To bring our spouse favor may in deed, mean to ensure they spend the time necessary to develop and maintain healthy wholesome relationships with their offspring.  Perhaps bringing them favor means creating a time where we as mother’s are simply not there and they get to manage whatever circumstances that arise without our judgment of how they handle it.  Often children do not see their parents as either good or bad, right or wrong, and even toddlers will adjust to the parent whose with them at this time even if it is very different from the one who is absent at this time.

To bring my husband favor for me, means respect.  That respect suggests without debate that his view, his ideas, his opinions and his take on any situation holds water and deserves in the least consideration if not full recognition and perhaps even acceptance to the point of my submission.  I forfeit my reality so easily now that the kids are for the most part grown and gone.

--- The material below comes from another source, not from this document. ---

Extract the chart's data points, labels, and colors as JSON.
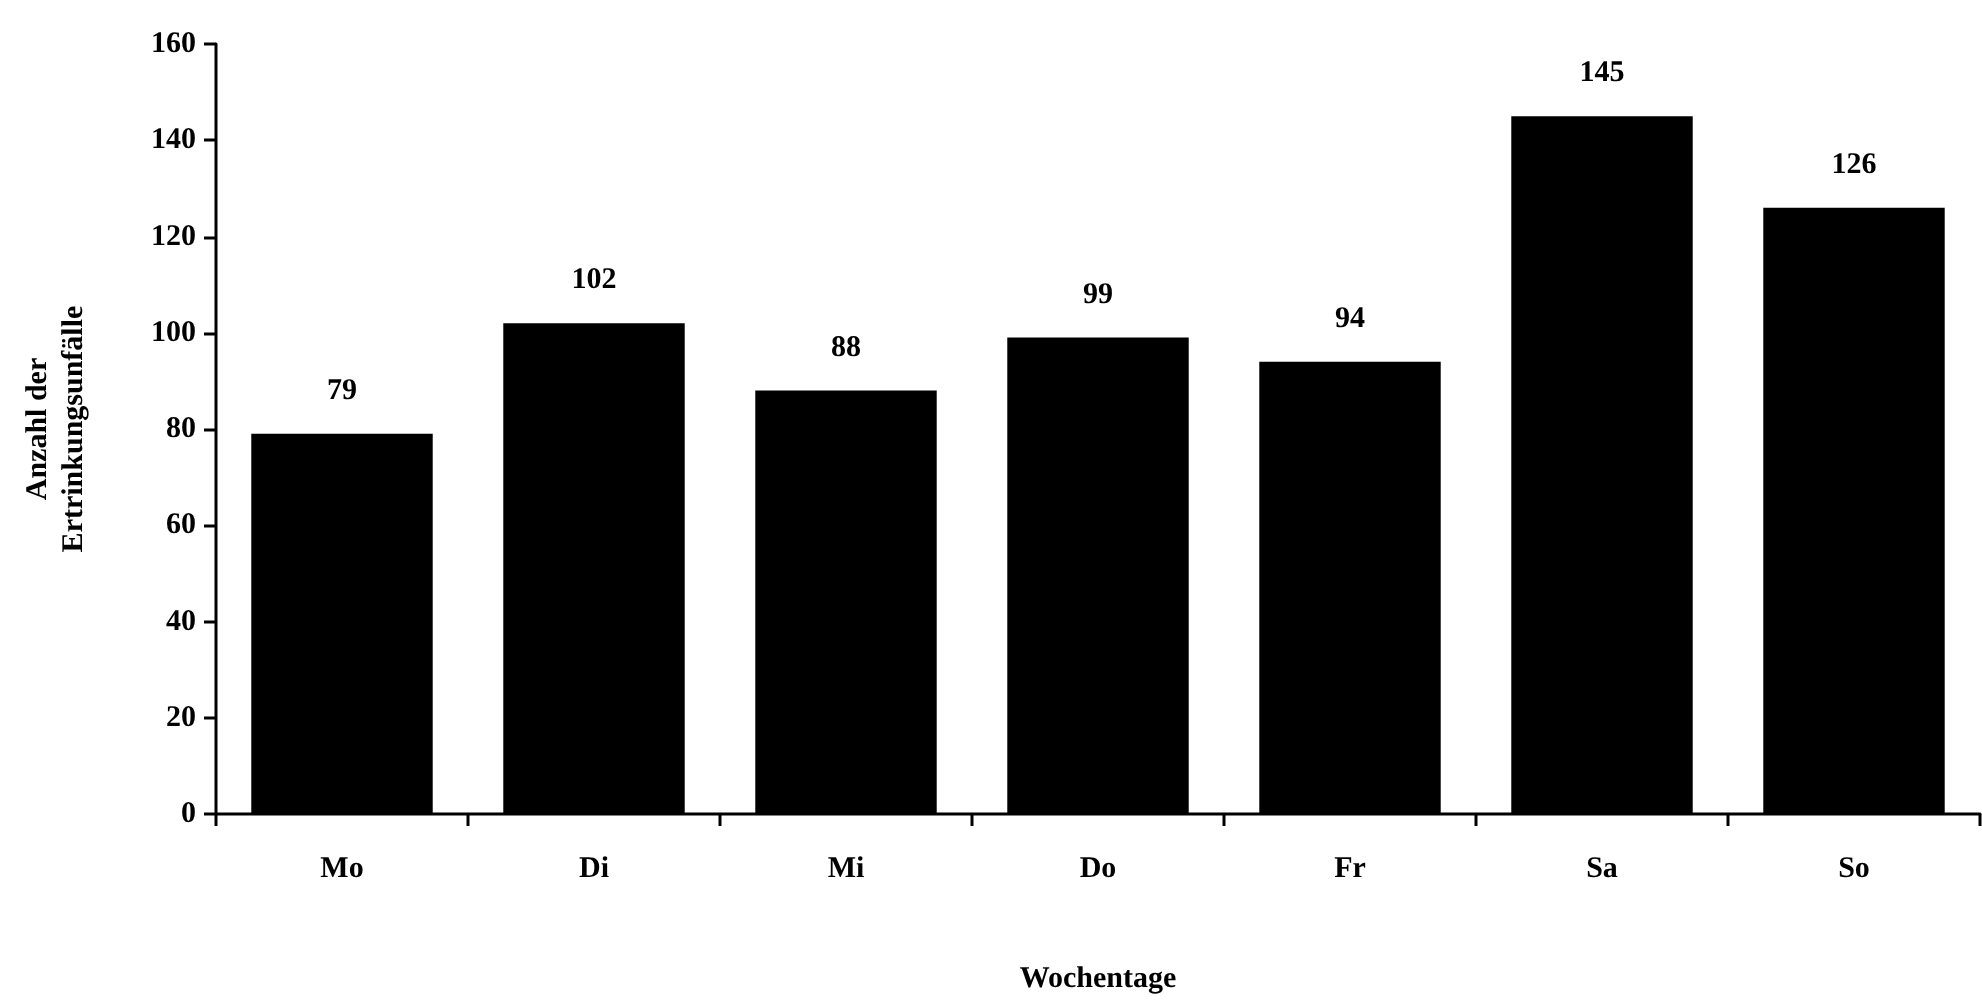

I find myself less likely to interfere with his way of doing things, especially where the grandson is involved, because I’ve gained the experience of valuing relationship.  Theirs need not be like ours in order to be valid or worthy, it just is.

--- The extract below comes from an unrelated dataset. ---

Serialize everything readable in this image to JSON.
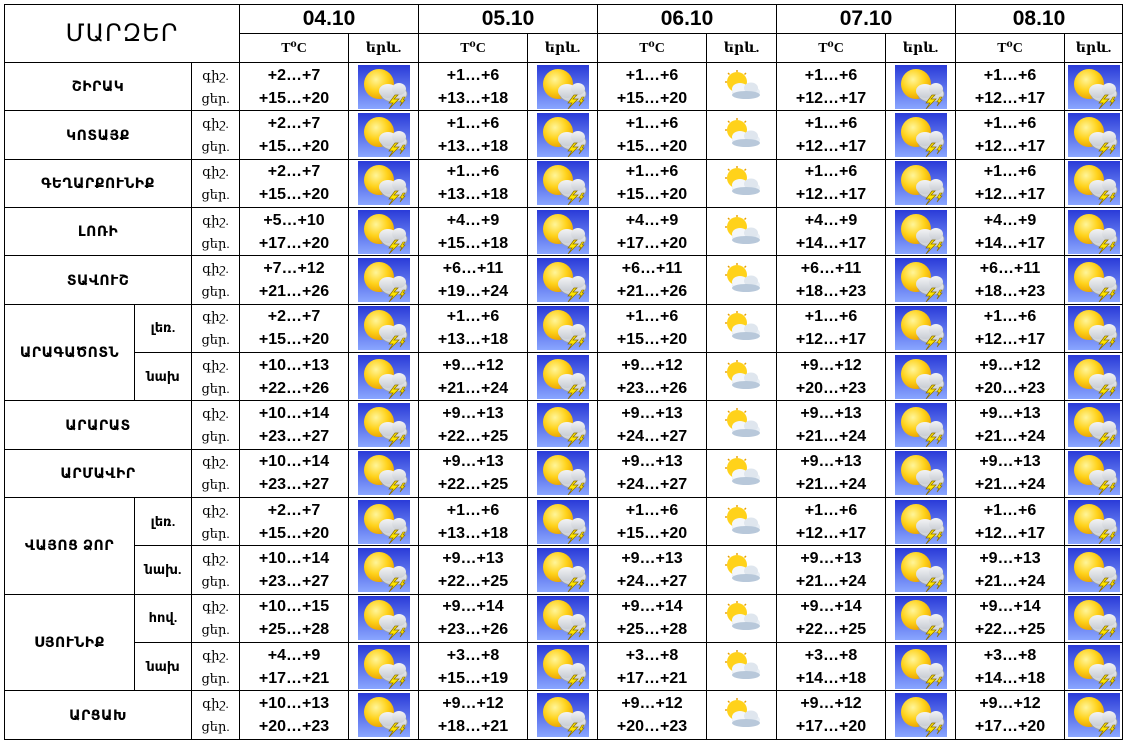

Just as our marriage is unlike any other, it is not less worthy or valuable than others.  I once had very righteous religious people trying to tempt me denying the favor we already had placed on our union, by telling me to pray for my atheist husband to make him ‘come to Christ’ as though his standing already was not relevant enough.  The following scripture got me back on track.  “He who finds a wife finds what is good and receives favor from the Lord.” Psalm 18:22  The good is not necessarily in me, it is in his desire to join forces and his humility in accepting that two minds and hearts are better than one.

It made me chuckle deeply to the core of my being because it not only confirmed that it was already good, it confirmed that by merely finding me as worthy of marriage my husband had already confirmed that I am indeed good!  Okay… here I can say AMEN!  Tongue in cheek a little to all the mightier than though religious people who think their actions are superiors to others while in essence they are doing the devils work in tempting a wife to doubt her husband’s worth, especially by the definition of man made religions.  Oh for shame!  I don’t need to PRAY him into sainthood, that would be me preying on him.  He is already good, he has already found favor!

So, to bring him favor will at times mean, doing those odd little things that remind him how much I love him.  Yes, mine loves it when I find nice stout beer at the liquor store and bring it home and crack a bottle open just after supper after it has been chilled and join him on the patio to discuss NOTHING!  Of course, it is an especially treasured treat as our ageing diet has required a severe adjustment that has brought into control if not completely cured the high cholesterol and Type 2 diabetes that haunted him for decades.  And Yes, stout beer is an allowed component of said diet given the awesome antioxidants found within.  To that even he says AMEN! Funny, so simple, such favor!